Grupa śmierci, w której – mimo wszystko – daleko przed resztę powinien odjechać Manchester City z Roberto Mancinim za kółkiem. – W przeszłości byliśmy jak Fiat Cinquecento, stąd cała masa problemów. Ale wreszcie udało nam się przesiąść na coś poważnego i czujemy się jak Ferrrari – mówi włoski menedżer, który przed rokiem wypadł ze swoimi piłkarzami z trasy i pożegnał się z rozgrywkami już w grupowej fazie. Dziś ma dla odmiany wprawić w kompleksy pogrążonego w kryzysie półfinalistę poprzedniej edycji, Real Madryt. Jeśli na tle „The Citizens ” okaże się, że „Królewscy” to nawet nie Ferrari z zatartym silnikiem, a Cinquecento… wolimy nie myśleć, co mistrzowie Anglii zrobią w następnych spotkaniach z Dortmundem i Ajaksem.

EXPEKT: Dortmund – Ajax – 1.42 – 4.40 – 7.25
BET-AT-HOME: Real Madryt – Manchester City 1×2 1.55 – 4.10 – 5.50

Awans z grupy wg Weszło!: Manchester City i Real Madryt

Pocztówka z przeszłości: Ajax ogrywa Real na Bernabeu 2:0 w sezonie 1995/1996.

Grupa E

Trzy ekipy wielkiego formatu i jeden Kopciuszek. A zatem, bez przynudzania – Chelsea z pierwszego, a dalej Juve lub Szachtar. Skoro wszystko już jasne, skorzystamy z okazji i przedstawimy skazanego na pożarcie debiutanta z Danii – Nordsjaelland.

10-tysięczny stadion i dość skromne tradycje. Klub, w którym gablotę trofeów można było postawić dopiero przed dwoma laty, kiedy zdobył pierwszy puchar kraju. Później dołożył drugi, aż wreszcie mistrzostwo. Ale w tym sezonie wpadł w delikatny dołek, który tym bardziej pozwala myśleć, że każdy wyjazd w LM to dla nich jak wejście do jaskini lwa.

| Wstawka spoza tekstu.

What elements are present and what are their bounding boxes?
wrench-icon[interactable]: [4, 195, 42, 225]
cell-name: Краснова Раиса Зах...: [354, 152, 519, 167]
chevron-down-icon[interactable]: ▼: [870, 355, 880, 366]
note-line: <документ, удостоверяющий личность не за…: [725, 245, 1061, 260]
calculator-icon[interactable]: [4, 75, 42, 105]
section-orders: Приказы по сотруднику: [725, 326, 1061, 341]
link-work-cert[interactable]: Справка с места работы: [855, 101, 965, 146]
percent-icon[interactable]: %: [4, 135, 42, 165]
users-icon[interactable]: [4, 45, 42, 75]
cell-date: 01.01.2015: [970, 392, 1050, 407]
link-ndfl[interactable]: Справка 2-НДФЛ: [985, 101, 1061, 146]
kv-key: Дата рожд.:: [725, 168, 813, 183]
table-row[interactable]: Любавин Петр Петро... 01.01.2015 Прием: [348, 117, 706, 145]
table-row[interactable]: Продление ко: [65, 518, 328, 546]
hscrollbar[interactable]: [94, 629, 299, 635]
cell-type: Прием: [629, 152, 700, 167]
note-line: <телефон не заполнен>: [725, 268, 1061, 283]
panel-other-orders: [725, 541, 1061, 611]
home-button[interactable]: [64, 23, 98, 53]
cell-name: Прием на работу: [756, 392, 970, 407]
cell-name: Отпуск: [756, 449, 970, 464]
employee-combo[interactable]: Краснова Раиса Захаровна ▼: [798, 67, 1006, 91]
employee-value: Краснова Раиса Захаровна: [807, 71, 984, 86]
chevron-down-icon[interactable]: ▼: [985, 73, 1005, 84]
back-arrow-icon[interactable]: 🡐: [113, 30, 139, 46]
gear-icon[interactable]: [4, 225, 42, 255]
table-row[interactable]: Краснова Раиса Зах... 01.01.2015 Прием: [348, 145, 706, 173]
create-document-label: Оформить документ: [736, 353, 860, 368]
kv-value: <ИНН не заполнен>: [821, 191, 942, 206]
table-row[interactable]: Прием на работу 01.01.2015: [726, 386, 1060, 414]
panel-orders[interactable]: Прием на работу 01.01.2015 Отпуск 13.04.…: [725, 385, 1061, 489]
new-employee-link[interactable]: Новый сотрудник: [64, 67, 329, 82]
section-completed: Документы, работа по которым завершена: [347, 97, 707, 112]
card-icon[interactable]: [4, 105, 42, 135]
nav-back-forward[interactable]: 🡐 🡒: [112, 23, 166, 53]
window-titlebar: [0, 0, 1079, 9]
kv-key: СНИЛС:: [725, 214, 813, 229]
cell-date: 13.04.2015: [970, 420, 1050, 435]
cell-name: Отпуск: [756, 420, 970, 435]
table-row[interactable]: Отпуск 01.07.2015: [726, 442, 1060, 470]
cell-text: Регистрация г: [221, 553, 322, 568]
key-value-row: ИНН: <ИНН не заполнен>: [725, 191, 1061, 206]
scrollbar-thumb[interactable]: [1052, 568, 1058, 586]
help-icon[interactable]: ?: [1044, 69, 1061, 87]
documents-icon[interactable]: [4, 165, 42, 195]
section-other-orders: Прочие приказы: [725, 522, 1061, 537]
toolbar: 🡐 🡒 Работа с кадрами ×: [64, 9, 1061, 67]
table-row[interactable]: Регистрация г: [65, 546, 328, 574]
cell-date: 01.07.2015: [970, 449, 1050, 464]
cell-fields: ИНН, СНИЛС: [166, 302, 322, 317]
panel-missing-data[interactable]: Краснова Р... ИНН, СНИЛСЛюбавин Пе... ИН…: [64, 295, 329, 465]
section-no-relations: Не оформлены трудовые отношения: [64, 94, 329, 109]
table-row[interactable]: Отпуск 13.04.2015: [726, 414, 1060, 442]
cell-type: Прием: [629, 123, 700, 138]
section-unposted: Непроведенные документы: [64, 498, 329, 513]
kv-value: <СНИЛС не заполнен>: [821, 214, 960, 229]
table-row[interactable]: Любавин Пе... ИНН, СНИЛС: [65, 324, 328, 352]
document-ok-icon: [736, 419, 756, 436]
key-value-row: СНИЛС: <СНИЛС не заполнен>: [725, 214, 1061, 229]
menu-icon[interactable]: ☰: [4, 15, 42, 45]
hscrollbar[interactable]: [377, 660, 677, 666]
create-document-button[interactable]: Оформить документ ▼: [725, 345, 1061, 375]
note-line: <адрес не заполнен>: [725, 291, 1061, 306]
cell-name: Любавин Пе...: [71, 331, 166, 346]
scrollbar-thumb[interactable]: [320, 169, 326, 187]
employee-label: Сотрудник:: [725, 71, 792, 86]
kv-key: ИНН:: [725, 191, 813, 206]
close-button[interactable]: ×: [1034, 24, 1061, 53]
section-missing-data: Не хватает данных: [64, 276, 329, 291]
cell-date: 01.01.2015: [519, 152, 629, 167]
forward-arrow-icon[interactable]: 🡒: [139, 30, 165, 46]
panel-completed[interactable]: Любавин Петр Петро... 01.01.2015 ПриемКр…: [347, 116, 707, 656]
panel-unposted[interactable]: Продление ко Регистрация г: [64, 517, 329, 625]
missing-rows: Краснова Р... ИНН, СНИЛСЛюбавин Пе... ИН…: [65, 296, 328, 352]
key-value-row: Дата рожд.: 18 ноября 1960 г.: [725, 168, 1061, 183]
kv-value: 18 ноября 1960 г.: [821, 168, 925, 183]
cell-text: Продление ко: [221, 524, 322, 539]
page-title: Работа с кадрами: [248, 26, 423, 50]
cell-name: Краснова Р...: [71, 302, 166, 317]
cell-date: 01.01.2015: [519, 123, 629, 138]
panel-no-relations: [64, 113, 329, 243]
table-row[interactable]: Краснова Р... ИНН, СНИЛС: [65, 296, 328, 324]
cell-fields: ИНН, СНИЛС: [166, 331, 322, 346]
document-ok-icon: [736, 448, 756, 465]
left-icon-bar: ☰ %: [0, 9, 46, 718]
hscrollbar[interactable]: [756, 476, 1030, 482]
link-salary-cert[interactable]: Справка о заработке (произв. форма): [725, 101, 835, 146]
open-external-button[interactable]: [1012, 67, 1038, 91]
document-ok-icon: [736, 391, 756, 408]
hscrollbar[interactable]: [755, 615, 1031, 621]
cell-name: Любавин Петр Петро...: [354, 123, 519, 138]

– Pewnie nie zrobiliśmy większego wrażenia na przedstawicielach Szachtara, skoro przegraliśmy ostatnio z Kopenhagą 1:2. Ukraińcy będą chcieli narzucić nam własne tempo gry, tego jesteśmy już świadomi. Będzie ciężko – mówi pomocnik „Tygrysów”, Kasper Lorentzen. Jeszcze większym realistą jest szef działu sportowego gazety „Jyllands Posten” – Christian Thye-Petersen: – Wątpię, aby były jakiekolwiek szanse na awans. Fajnie byłoby maksymalnie wykorzystać swoją szansę, a przez to rozumiem przyjemną piłkę dla oka.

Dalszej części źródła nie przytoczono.